I have checked all hypothetically doubtful variants, the result is the same:


Even any transformations, like spread calculation, where there is Nan in any one of the source columns, will give Nan. This is the spread without first removing rows with Nan. Essentially, it is impossible to make a mistake.


>>>  dataset
                        close
time                         
2020-01-02 01:00:00       NaN
2020-01-02 02:00:00       NaN
2020-01-02 03:00:00       NaN
2020-01-02 04:00:00       NaN
2020-01-02 05:00:00       NaN
...                       ...
2025-04-17 07:00:00  0.141732
2025-04-17 08:00:00  0.098689
2025-04-17 09:00:00  0.318368
2025-04-17 10:00:00  0.526109
2025-04-17 11:00:00 -0.395750

 
Maxim Dmitrievsky #:

Where'd you get the info about the synchronicity?

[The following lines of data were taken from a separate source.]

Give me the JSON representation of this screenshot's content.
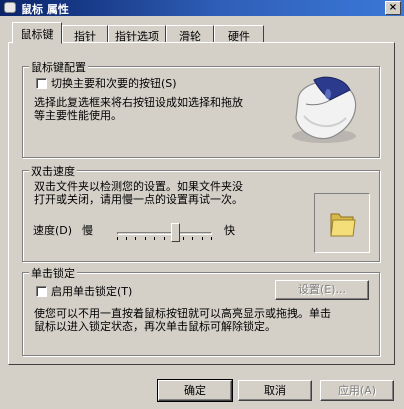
{
  "window": {
    "title": "鼠标 属性",
    "close_glyph": "×"
  },
  "tabs": [
    {
      "label": "鼠标键",
      "active": true
    },
    {
      "label": "指针",
      "active": false
    },
    {
      "label": "指针选项",
      "active": false
    },
    {
      "label": "滑轮",
      "active": false
    },
    {
      "label": "硬件",
      "active": false
    }
  ],
  "button_config": {
    "group_label": "鼠标键配置",
    "swap_checkbox_label": "切换主要和次要的按钮(S)",
    "swap_checked": false,
    "description_line1": "选择此复选框来将右按钮设成如选择和拖放",
    "description_line2": "等主要性能使用。",
    "illustration": "mouse-icon"
  },
  "double_click": {
    "group_label": "双击速度",
    "description_line1": "双击文件夹以检测您的设置。如果文件夹没",
    "description_line2": "打开或关闭，请用慢一点的设置再试一次。",
    "speed_label": "速度(D)",
    "slow_label": "慢",
    "fast_label": "快",
    "speed_level": 0.6,
    "test_folder_icon": "folder-icon"
  },
  "click_lock": {
    "group_label": "单击锁定",
    "enable_checkbox_label": "启用单击锁定(T)",
    "enabled": false,
    "settings_button": "设置(E)...",
    "description_line1": "使您可以不用一直按着鼠标按钮就可以高亮显示或拖拽。单击",
    "description_line2": "鼠标以进入锁定状态，再次单击鼠标可解除锁定。"
  },
  "footer": {
    "ok": "确定",
    "cancel": "取消",
    "apply": "应用(A)"
  }
}
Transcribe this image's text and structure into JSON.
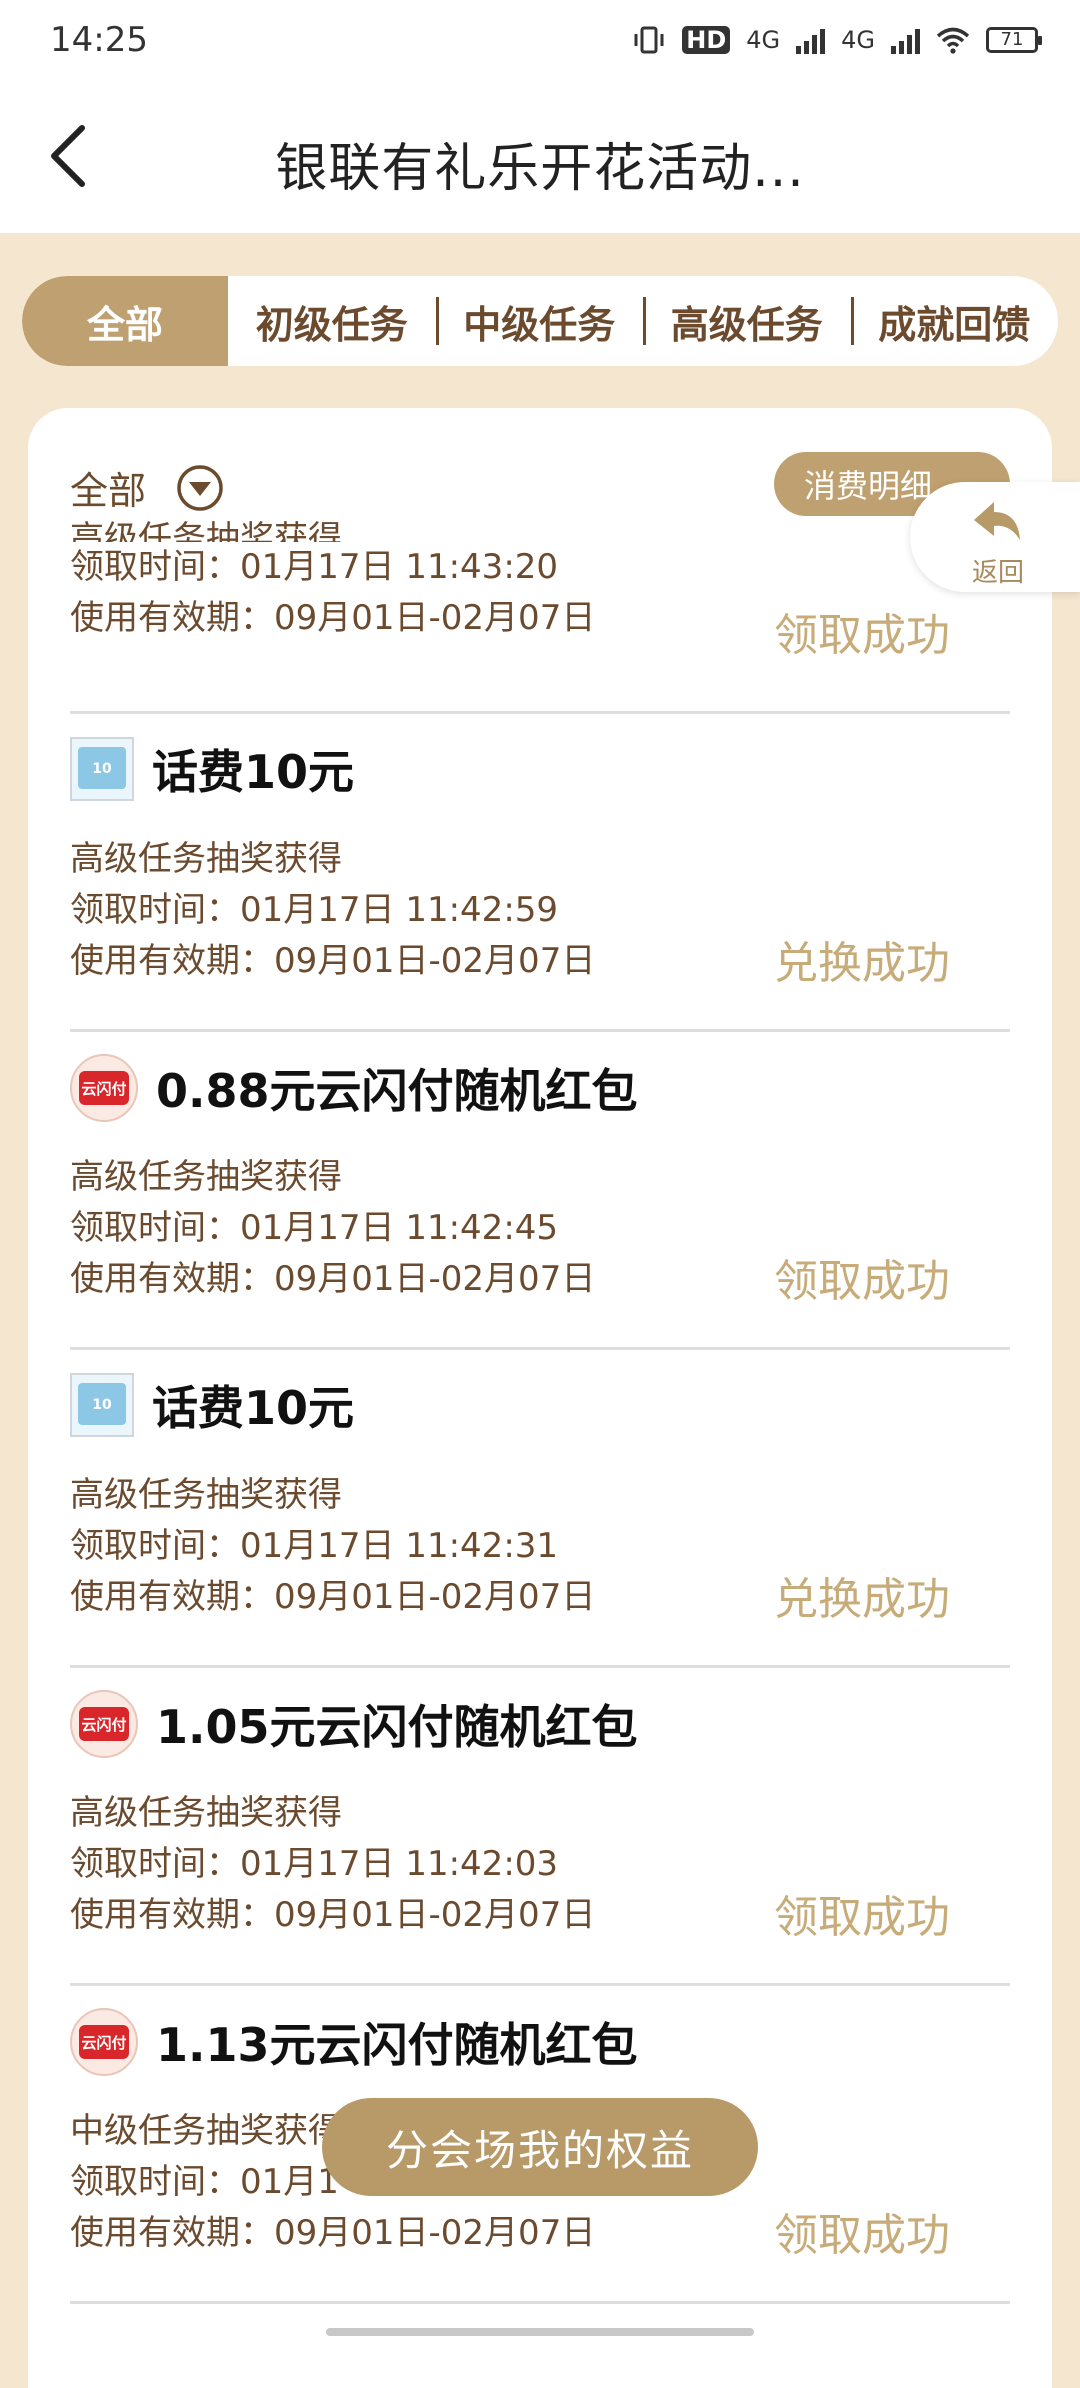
{
  "status_bar": {
    "time": "14:25",
    "hd_label": "HD",
    "network_1": "4G",
    "network_2": "4G",
    "battery": "71"
  },
  "nav": {
    "title": "银联有礼乐开花活动..."
  },
  "tabs": {
    "active": "全部",
    "items": [
      "初级任务",
      "中级任务",
      "高级任务",
      "成就回馈"
    ]
  },
  "filter": {
    "label": "全部"
  },
  "detail_button": "消费明细",
  "float_return": "返回",
  "items": [
    {
      "title": "",
      "source": "高级任务抽奖获得",
      "claim_time": "领取时间：01月17日 11:43:20",
      "validity": "使用有效期：09月01日-02月07日",
      "status": "领取成功"
    },
    {
      "title": "话费10元",
      "icon": "recharge-card-icon",
      "source": "高级任务抽奖获得",
      "claim_time": "领取时间：01月17日 11:42:59",
      "validity": "使用有效期：09月01日-02月07日",
      "status": "兑换成功"
    },
    {
      "title": "0.88元云闪付随机红包",
      "icon": "cloud-pay-icon",
      "icon_text": "云闪付",
      "source": "高级任务抽奖获得",
      "claim_time": "领取时间：01月17日 11:42:45",
      "validity": "使用有效期：09月01日-02月07日",
      "status": "领取成功"
    },
    {
      "title": "话费10元",
      "icon": "recharge-card-icon",
      "source": "高级任务抽奖获得",
      "claim_time": "领取时间：01月17日 11:42:31",
      "validity": "使用有效期：09月01日-02月07日",
      "status": "兑换成功"
    },
    {
      "title": "1.05元云闪付随机红包",
      "icon": "cloud-pay-icon",
      "icon_text": "云闪付",
      "source": "高级任务抽奖获得",
      "claim_time": "领取时间：01月17日 11:42:03",
      "validity": "使用有效期：09月01日-02月07日",
      "status": "领取成功"
    },
    {
      "title": "1.13元云闪付随机红包",
      "icon": "cloud-pay-icon",
      "icon_text": "云闪付",
      "source": "中级任务抽奖获得",
      "claim_time": "领取时间：01月1",
      "validity": "使用有效期：09月01日-02月07日",
      "status": "领取成功"
    }
  ],
  "bottom_button": "分会场我的权益",
  "colors": {
    "accent": "#bfa070",
    "background": "#f4e6cf",
    "text_brown": "#6b4a2e",
    "status_gold": "#c7ab78"
  }
}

It is a logical hypothesis from the provided chart.

The benefit in the spread doesn't seem to be accounted for, just the translation of the asset value into dollars.

I don't know what a spread and a dollar are. There are two XAUUSD_bid. The higher that price is the more favourable.

If close bars were built on ask, you would get a negative spread, not a positive one. Because the real symbol is almost always more profitable to trade/exchange than its synthetic counterpart.